5. No Marking for External Links.
There are two kinds of links:
- Internal (to other parts of your website)
- External (to other websites)
For the benefit of your users, it’s best if you mark external links, either by making them a different color or using some kind of a symbol (a box with an arrow is the usual one). It’s also good to make the external links open in new windows, so people aren’t leaving your site altogether when they click them.
6. Unclear Linking.
Some web pages are designed to show links only when people put their mouse over them. While this might make the design look nicer, it is not very user friendly. Instead, use a clearly contrasting color for links, and preferably underline them. This makes them more visible to the user, thus more user friendly.
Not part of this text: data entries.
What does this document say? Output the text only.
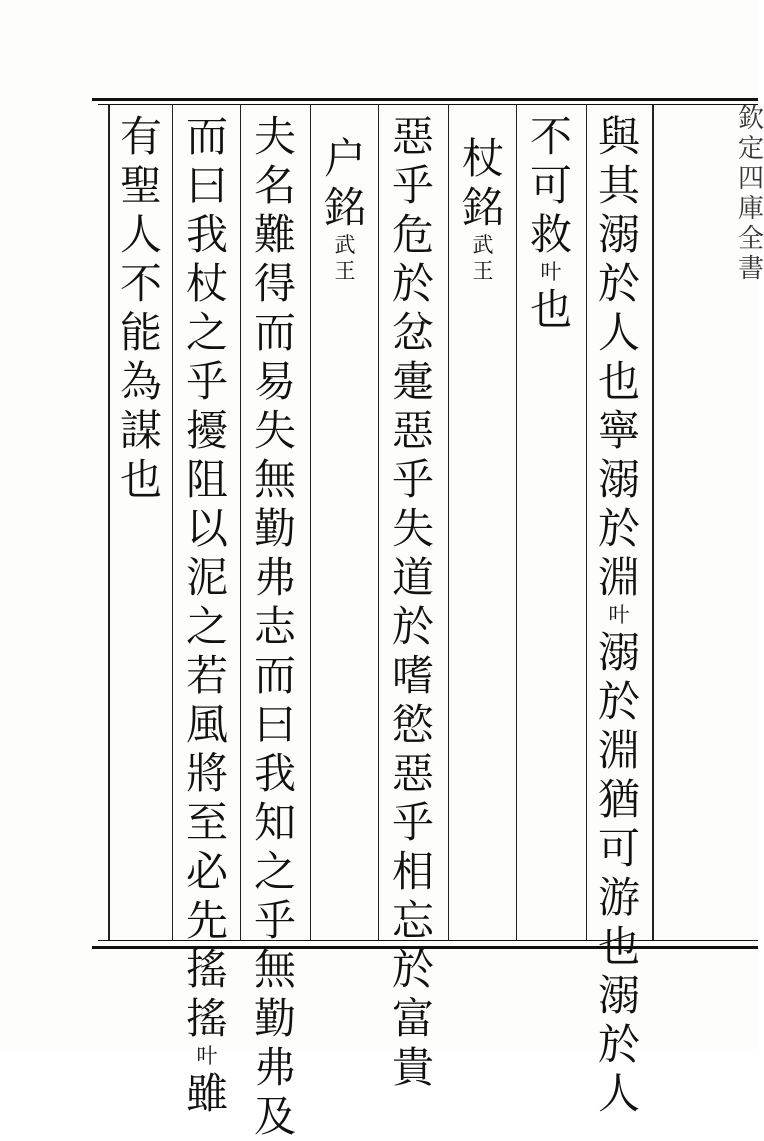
與
其
溺
於
人
也
寧
溺
於
淵
叶
溺
於
淵
猶
可
游
也
溺
於
人
不
可
救
叶
也
杖
銘
武
王
惡
乎
危
於
忿
疐
惡
乎
失
道
於
嗜
慾
惡
乎
相
忘
於
富
貴
户
銘
武
王
夫
名
難
得
而
易
失
無
勤
弗
志
而
曰
我
知
之
乎
無
勤
弗
及
而
曰
我
杖
之
乎
擾
阻
以
泥
之
若
風
將
至
必
先
搖
搖
叶
雖
有
聖
人
不
能
為
謀
也
欽
定
四
庫
全
書
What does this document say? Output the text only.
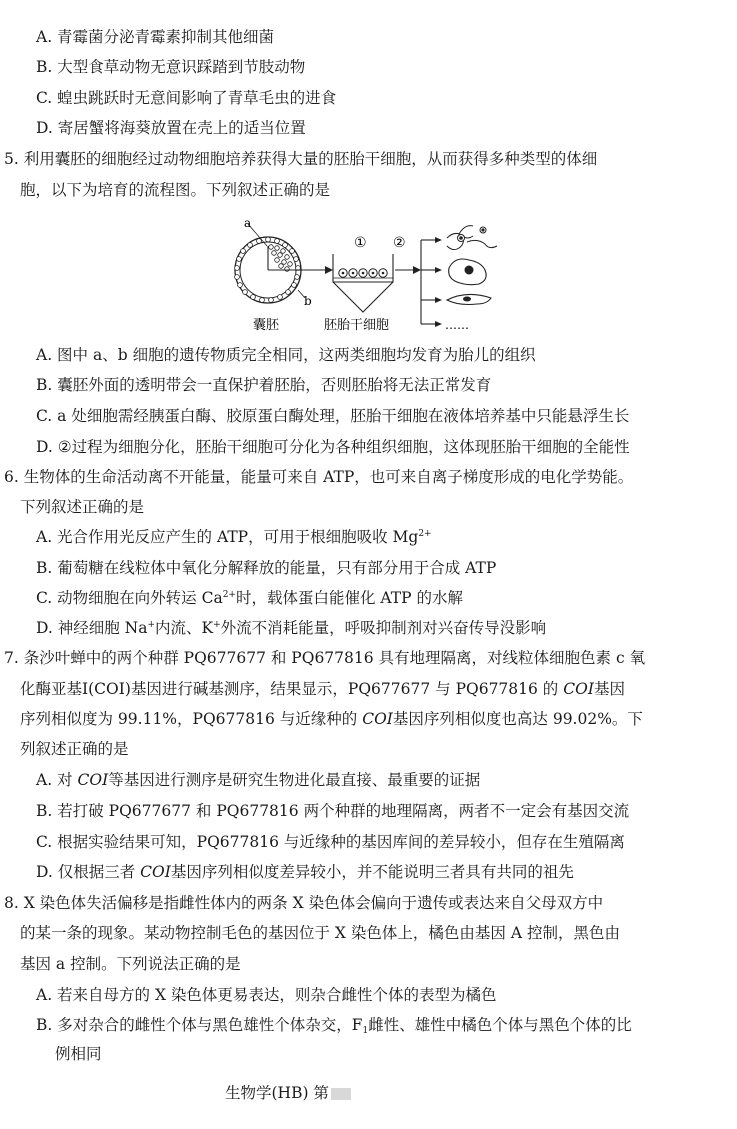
A. 青霉菌分泌青霉素抑制其他细菌
B. 大型食草动物无意识踩踏到节肢动物
C. 蝗虫跳跃时无意间影响了青草毛虫的进食
D. 寄居蟹将海葵放置在壳上的适当位置
5. 利用囊胚的细胞经过动物细胞培养获得大量的胚胎干细胞，从而获得多种类型的体细
胞，以下为培育的流程图。下列叙述正确的是
a
b
① ②
……
囊胚	胚胎干细胞
A. 图中 a、b 细胞的遗传物质完全相同，这两类细胞均发育为胎儿的组织
B. 囊胚外面的透明带会一直保护着胚胎，否则胚胎将无法正常发育
C. a 处细胞需经胰蛋白酶、胶原蛋白酶处理，胚胎干细胞在液体培养基中只能悬浮生长
D. ②过程为细胞分化，胚胎干细胞可分化为各种组织细胞，这体现胚胎干细胞的全能性
6. 生物体的生命活动离不开能量，能量可来自 ATP，也可来自离子梯度形成的电化学势能。
下列叙述正确的是
A. 光合作用光反应产生的 ATP，可用于根细胞吸收 $Mg^{2+}$
B. 葡萄糖在线粒体中氧化分解释放的能量，只有部分用于合成 ATP
C. 动物细胞在向外转运 $Ca^{2+}$时，载体蛋白能催化 ATP 的水解
D. 神经细胞 Na+内流、K+外流不消耗能量，呼吸抑制剂对兴奋传导没影响
7. 条沙叶蝉中的两个种群 PQ677677 和 PQ677816 具有地理隔离，对线粒体细胞色素 c 氧
化酶亚基Ⅰ(COⅠ)基因进行碱基测序，结果显示，PQ677677 与 PQ677816 的 COI基因
序列相似度为 99.11%，PQ677816 与近缘种的 COI基因序列相似度也高达 99.02%。下
列叙述正确的是
A. 对 COI等基因进行测序是研究生物进化最直接、最重要的证据
B. 若打破 PQ677677 和 PQ677816 两个种群的地理隔离，两者不一定会有基因交流
C. 根据实验结果可知，PQ677816 与近缘种的基因库间的差异较小，但存在生殖隔离
D. 仅根据三者 COI基因序列相似度差异较小，并不能说明三者具有共同的祖先
8. X 染色体失活偏移是指雌性体内的两条 X 染色体会偏向于遗传或表达来自父母双方中
的某一条的现象。某动物控制毛色的基因位于 X 染色体上，橘色由基因 A 控制，黑色由
基因 a 控制。下列说法正确的是
A. 若来自母方的 X 染色体更易表达，则杂合雌性个体的表型为橘色
B. 多对杂合的雌性个体与黑色雄性个体杂交，$F_1$雌性、雄性中橘色个体与黑色个体的比
例相同
生物学(HB) 第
7. Unlabelled Email Links.
Always clearly mark a link that will send email (a mailto link) with the word ’email’. If you turn clicking a name into send email, you’ll annoy users who expected to find out more about the person.
8. Broken Links.
You should check your links regularly to make sure that they all still work. There’s nothing worse than finding a site that looks useful, only to find that it hasn’t been updated in years, so most of the links don’t work. While a website does mostly run itself after a while, that doesn’t mean that you should neglect essential maintenance.
9. Strange Fonts.
Stick to the most common web fonts: that’s pretty much just Arial, Georgia, Tahoma and Verdana. If you use more obscure fonts, then most users won’t have them — and those that do will find your text hard to read. The only place for non-standard fonts is in your logo or headings, and then only if they are displayed as an image.
10. Poorly-sized Text.
It’s important to keep your text around the standard size. Making text too big or too small makes it hard to read and annoying for many users. The best thing you can do is use relative text sizing (not pixels) that allows the browser to respect the user’s preferred text size. You should also consider offering buttons on your site to decrease or increase the font size.